I like this guy. I would have loved to continue my Facebook relationship with him. But he just wouldn't accept my recommendation that we avoid discussing politics because nothing good was going to come of it. He continued his absurd game of one-upmanship from below, and I did what I had to do.

To a not-inconsiderable extent, last year's presidential election was a matter of the ignorant of the land nominating one of their own, and enough non-ignorant folks who were terrified of the alternative going along to get him elected. One cannot argue with willful ignorance. I keep reminding myself of that. I keep telling myself not to get drawn into these things, and reminding myself that nothing good can come of it. Nobody can be educated against his will.

And so more and more I find myself in this position. I feel sick about it. But what else can you do?

Militant, dogmatic ignorance is a phenomenon of the left as well as the right. Neo-atheists tend to be characterized by it. So do radical feminists and social justice warriors of every stripe.
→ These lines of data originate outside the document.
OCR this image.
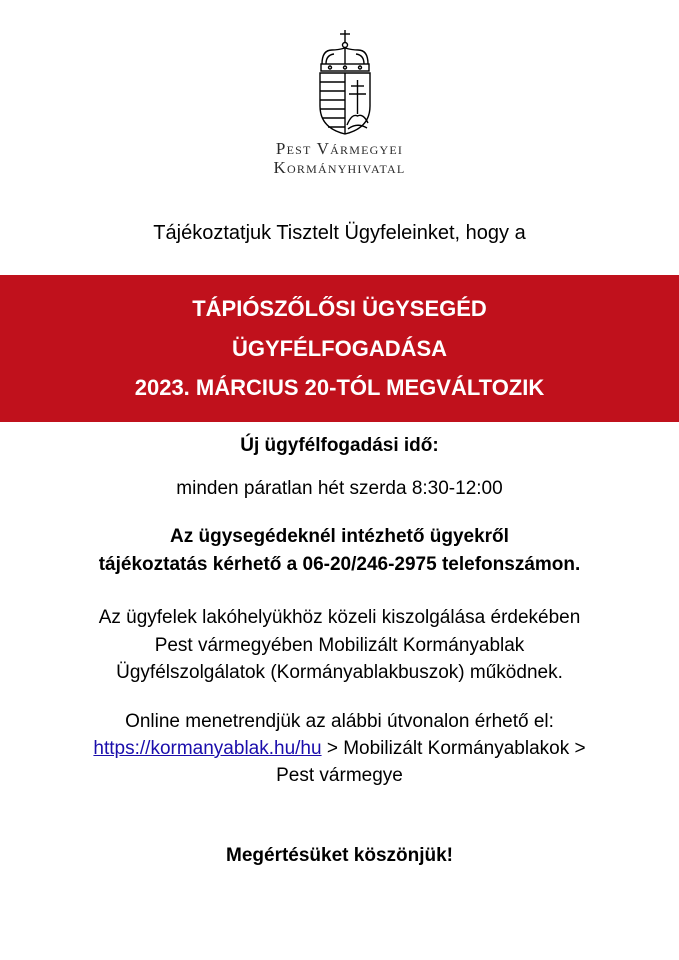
Pest Vármegyei
Kormányhivatal
Tájékoztatjuk Tisztelt Ügyfeleinket, hogy a
TÁPIÓSZŐLŐSI ÜGYSEGÉD
ÜGYFÉLFOGADÁSA
2023. MÁRCIUS 20-TÓL MEGVÁLTOZIK
Új ügyfélfogadási idő:
minden páratlan hét szerda 8:30-12:00
Az ügysegédeknél intézhető ügyekről
tájékoztatás kérhető a 06-20/246-2975 telefonszámon.
Az ügyfelek lakóhelyükhöz közeli kiszolgálása érdekében
Pest vármegyében Mobilizált Kormányablak
Ügyfélszolgálatok (Kormányablakbuszok) működnek.
Online menetrendjük az alábbi útvonalon érhető el:
https://kormanyablak.hu/hu > Mobilizált Kormányablakok >
Pest vármegye
Megértésüket köszönjük!
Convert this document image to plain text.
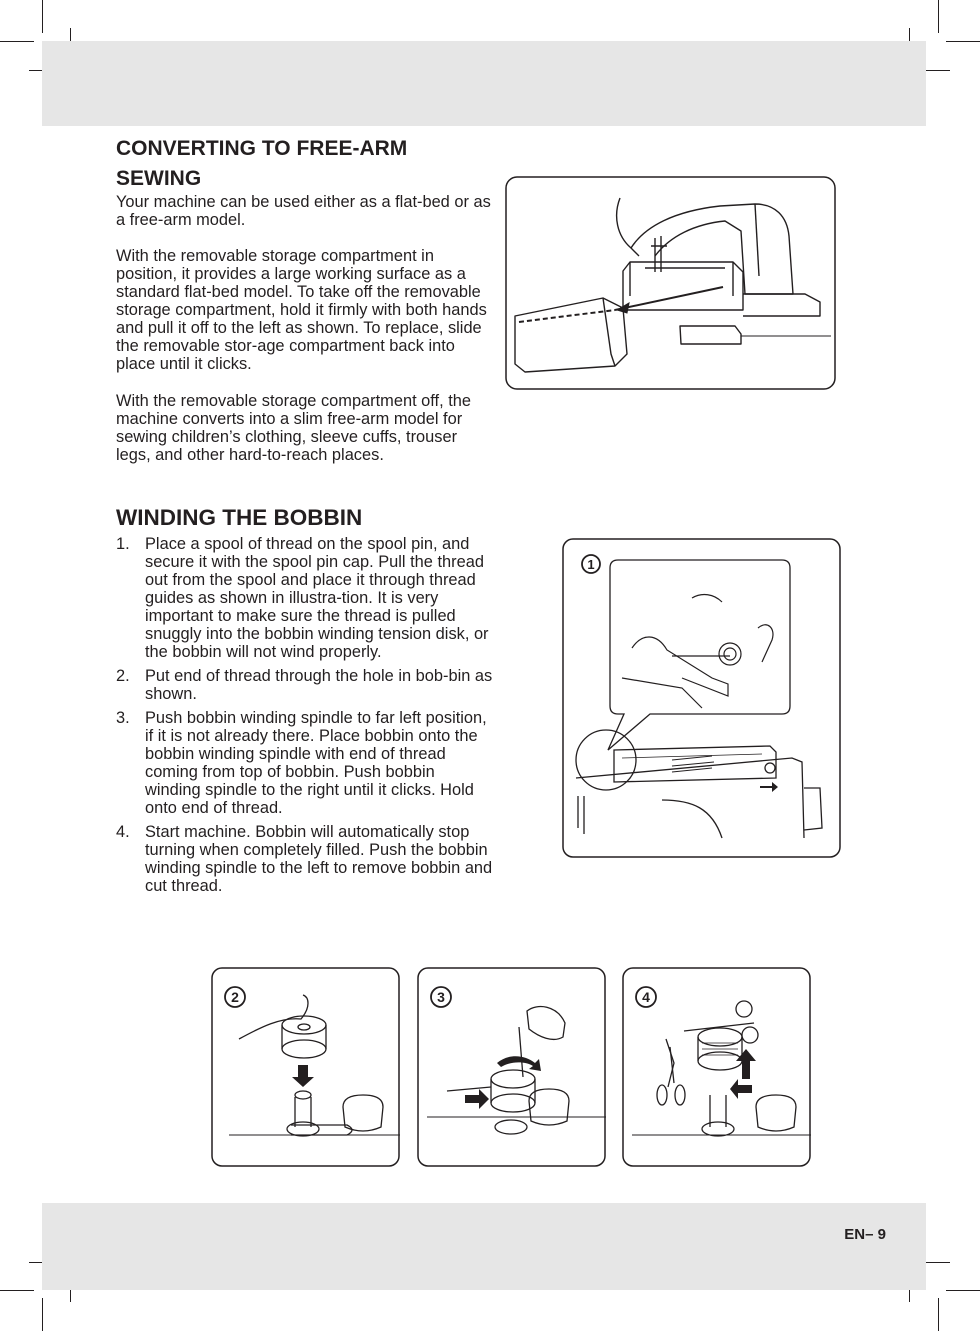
CONVERTING TO FREE-ARM SEWING

Your machine can be used either as a flat-bed or as a free-arm model.

With the removable storage compartment in position, it provides a large working surface as a standard flat-bed model. To take off the removable storage compartment, hold it firmly with both hands and pull it off to the left as shown. To replace, slide the removable stor-age compartment back into place until it clicks.

With the removable storage compartment off, the machine converts into a slim free-arm model for sewing children’s clothing, sleeve cuffs, trouser legs, and other hard-to-reach places.

WINDING THE BOBBIN
1. Place a spool of thread on the spool pin, and secure it with the spool pin cap. Pull the thread out from the spool and place it through thread guides as shown in illustra-tion. It is very important to make sure the thread is pulled snuggly into the bobbin winding tension disk, or the bobbin will not wind properly.
2. Put end of thread through the hole in bob-bin as shown.
3. Push bobbin winding spindle to far left position, if it is not already there. Place bobbin onto the bobbin winding spindle with end of thread coming from top of bobbin. Push bobbin winding spindle to the right until it clicks. Hold onto end of thread.
4. Start machine. Bobbin will automatically stop turning when completely filled. Push the bobbin winding spindle to the left to remove bobbin and cut thread.
1
2	3	4
EN– 9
That I seem to be encountering it most frequently these days on the fashionable Know-Nothing and authoritarian right doesn't make it uniquely a conservative problem.

But as the mother of a friend of mine- a very conservative lady- used to be fond of repeating, "A man convinced against his will/Is of the same opinion still." Or, to cite another old saw with sad contemporary relevance, "A person can't be reasoned out of what he was never reasoned into."

I freely acknowledge my own membership in the brotherhood of Know-It-Alls. I know full well the embarrassment of having my own pompous ignorance exposed by better authority or better arguments for what it is. But what do you do with somebody who doesn't know enough to recognize such authority or such arguments, and adamantly maintains his assertion of utter nonsense in the face of both?

You can be embarrassed for him.  And you can get out of the conversation any way you can. Once one has recognized that state of affairs, no good can come of continuing it.

But we've already lost the ability to talk to one another. You can't block people in real life the way you can on Facebook. But what can you do when no possibility of intelligent discussion remains, but only further nonsense?

What, but walk away, and hope that someday something changes which will make further conversation possible- but knowing that it's not going to be anything you can possibly say now?